My current project has 3 sets of tests, unit, integration, and acceptance tests. Google has small, medium, and large tests which roughly correspond to what we write.

Acceptance Tests

These are written first to tell us what we want from a feature. Usually these are structure as interaction stories of the Cucumber variety.

{% highlight bash %}
When a customer has a list of subscribers
And sends a message to the list
The subscribers receive the message
{% endhighlight %}

A common example, definitely a feature you want working. The tests are a little more complicated than that, including assertions to make sure certain steps execute as anticipated.

Integration tests

Integration tests started as a need to test various states of our database and queuing systems. They generally involve testing components to make sure they behave when everything isn't perfect.
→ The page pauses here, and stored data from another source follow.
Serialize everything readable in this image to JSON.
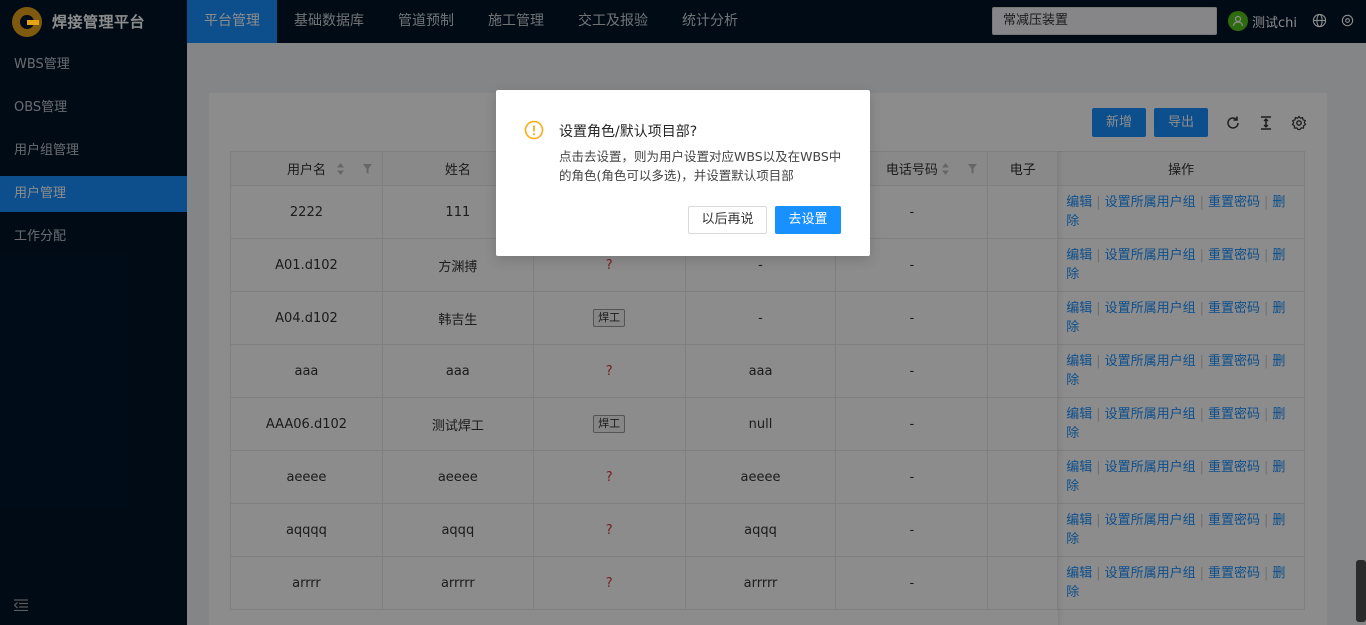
{
  "app": {
    "title": "焊接管理平台"
  },
  "nav": {
    "items": [
      "平台管理",
      "基础数据库",
      "管道预制",
      "施工管理",
      "交工及报验",
      "统计分析"
    ],
    "active_index": 0
  },
  "header": {
    "project_select": "常减压装置",
    "user_name": "测试chi"
  },
  "sidebar": {
    "items": [
      "WBS管理",
      "OBS管理",
      "用户组管理",
      "用户管理",
      "工作分配"
    ],
    "active_index": 3
  },
  "toolbar": {
    "add_label": "新增",
    "export_label": "导出"
  },
  "table": {
    "headers": [
      "用户名",
      "姓名",
      "",
      "",
      "电话号码",
      "电子",
      "操作"
    ],
    "rows": [
      {
        "username": "2222",
        "name": "111",
        "role": "",
        "col4": "",
        "phone": "-"
      },
      {
        "username": "A01.d102",
        "name": "方渊搏",
        "role": "?",
        "col4": "-",
        "phone": "-"
      },
      {
        "username": "A04.d102",
        "name": "韩吉生",
        "role": "焊工",
        "col4": "-",
        "phone": "-"
      },
      {
        "username": "aaa",
        "name": "aaa",
        "role": "?",
        "col4": "aaa",
        "phone": "-"
      },
      {
        "username": "AAA06.d102",
        "name": "测试焊工",
        "role": "焊工",
        "col4": "null",
        "phone": "-"
      },
      {
        "username": "aeeee",
        "name": "aeeee",
        "role": "?",
        "col4": "aeeee",
        "phone": "-"
      },
      {
        "username": "aqqqq",
        "name": "aqqq",
        "role": "?",
        "col4": "aqqq",
        "phone": "-"
      },
      {
        "username": "arrrr",
        "name": "arrrrr",
        "role": "?",
        "col4": "arrrrr",
        "phone": "-"
      }
    ],
    "ops": {
      "edit": "编辑",
      "set_group": "设置所属用户组",
      "reset_pwd": "重置密码",
      "delete": "删除"
    }
  },
  "modal": {
    "title": "设置角色/默认项目部?",
    "body": "点击去设置，则为用户设置对应WBS以及在WBS中的角色(角色可以多选)，并设置默认项目部",
    "cancel_label": "以后再说",
    "ok_label": "去设置"
  },
  "colors": {
    "primary": "#1890ff",
    "nav_bg": "#001529",
    "warning": "#faad14"
  }
}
What happens when a worker dies in the middle of a job?

Can another worker pick up the job immediately or does it require human intervention?

These stories enumerate the states our models can occupy. When an event comes in from the queue it may be the first, a duplicate, or a re-fired event from a failed worker. A simplified case for sending an email that can be either :

{% highlight bash %}
New
Trying to send
Sending
Sent
{% endhighlight %}

Our tests classes would cover the cases:

{% highlight bash %}
When sending a new email
When sending an email that is trying to send
When sending an email that is sending
When sending a sent email
{% endhighlight %}

Once we have the tests we can figure out which states are possible to recover from. These cases are much more difficult to cover in acceptance tests. They would require excessive test setup and extensive knowledge of our system.

Unit tests

We write unit tests to verify our implementation. This means mocking out as much as possible and isolating individual objects and functions. We use Dingus as our mocking library. At this point the feature is well defined and important test cases are covered, we can focus on how we want to solve them.

{% highlight bash %}
When sending an email
If email is New
Generate and send an email

When sending an email
If email is Trying to send, Sending, or Sent
Do not try and send the email
{% endhighlight %}

With tests of each size we gain greater confidence that our code is working and you can use them in a month when you forget how or why things were done this way.